La judicatura incrementa la pena en forma desproporcionada a pesar de haberse allanado a los cargos por el injusto de actos sexuales con menor de 14 años agravado en concurso homogéneo y sucesivo, según lo establecido en el art. 352 C.P.P.
Indica que en la Ley 906 de 2004 y el Código Penal, es donde se aplica la justicia premial a todos aquellos que aceptan su responsabilidad, evitando el desgaste de la justicia, por lo que al ser esas normas más favorables, y anteriores de la Ley 1098 de 2006, son las que se deben aplicar en su caso.
El art. 199 de la Ley 1098 de 2006 prohíbe el otorgamiento de beneficios y mecanismos sustitutivos cuando las víctimas son menores de edad, pero no es clara en cuanto a las rebajas por la economía procesal al allanarse a cargos, por lo que deben reconocerle la rebaja de una tercera parte de su condena.

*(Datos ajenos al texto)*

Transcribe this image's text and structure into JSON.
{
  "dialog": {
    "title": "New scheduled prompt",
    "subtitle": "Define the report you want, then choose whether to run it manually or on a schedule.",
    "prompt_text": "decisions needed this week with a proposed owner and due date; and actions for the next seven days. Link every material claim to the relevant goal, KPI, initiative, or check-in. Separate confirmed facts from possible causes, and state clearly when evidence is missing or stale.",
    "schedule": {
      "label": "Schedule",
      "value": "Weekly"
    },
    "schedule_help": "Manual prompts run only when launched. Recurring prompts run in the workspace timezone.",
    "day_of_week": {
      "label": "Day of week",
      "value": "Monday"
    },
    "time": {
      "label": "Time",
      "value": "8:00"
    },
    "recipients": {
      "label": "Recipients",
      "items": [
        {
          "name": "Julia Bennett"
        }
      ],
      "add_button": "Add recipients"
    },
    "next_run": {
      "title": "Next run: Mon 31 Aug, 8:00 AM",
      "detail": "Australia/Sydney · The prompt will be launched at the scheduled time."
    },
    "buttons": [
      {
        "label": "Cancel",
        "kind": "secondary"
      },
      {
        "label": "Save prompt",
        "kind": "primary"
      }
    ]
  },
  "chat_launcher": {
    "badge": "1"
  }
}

Manifiesta que la jurisprudencia de la Sala Penal de la Corte Suprema de Justicia del 27 de febrero de 2013 M.P. José Leonidas Bustos, explica la incompatibilidad que existe entre el artículo 14 de la Ley 890 de 2004, que estableció el aumento general de penas con las normas que excluyen el acceso a beneficios administrativos, subrogados, etc.; concluyendo que si un aumento de penas carente de justificación se traduce en una medida arbitraria de aplicación del aumento genérico del art. 14 de la Ley 890 de 2004 a los delitos previstos en el art. 26 de la Ley 1121 de 2006, deviene en desproporcionada.
Pretende que se redosifique la pena impuesta, inaplicando el art. 14 de la Ley 890 de 2004 y se le conceda la rebaja de pena de una tercera parte de su condena por haber aceptado los cargos en la etapa de juicio oral.
2. EL FALLO IMPUGNADO
La Sala Única del Tribunal Superior del Distrito Judicial de Yopal, de acuerdo con la respuesta del despacho judicial accionado y anexo aportado por aquél, negó por improcedente la protección reclamada, por cuanto la decisión proferida el 31 de agosto de 2015 por el Juzgado Tercero Penal del Circuito de la citada ciudad, no fue objeto de recursos tal y como consta en la aludida providencia, desconociéndose con dicha omisión el carácter residual del amparo de súplica activado.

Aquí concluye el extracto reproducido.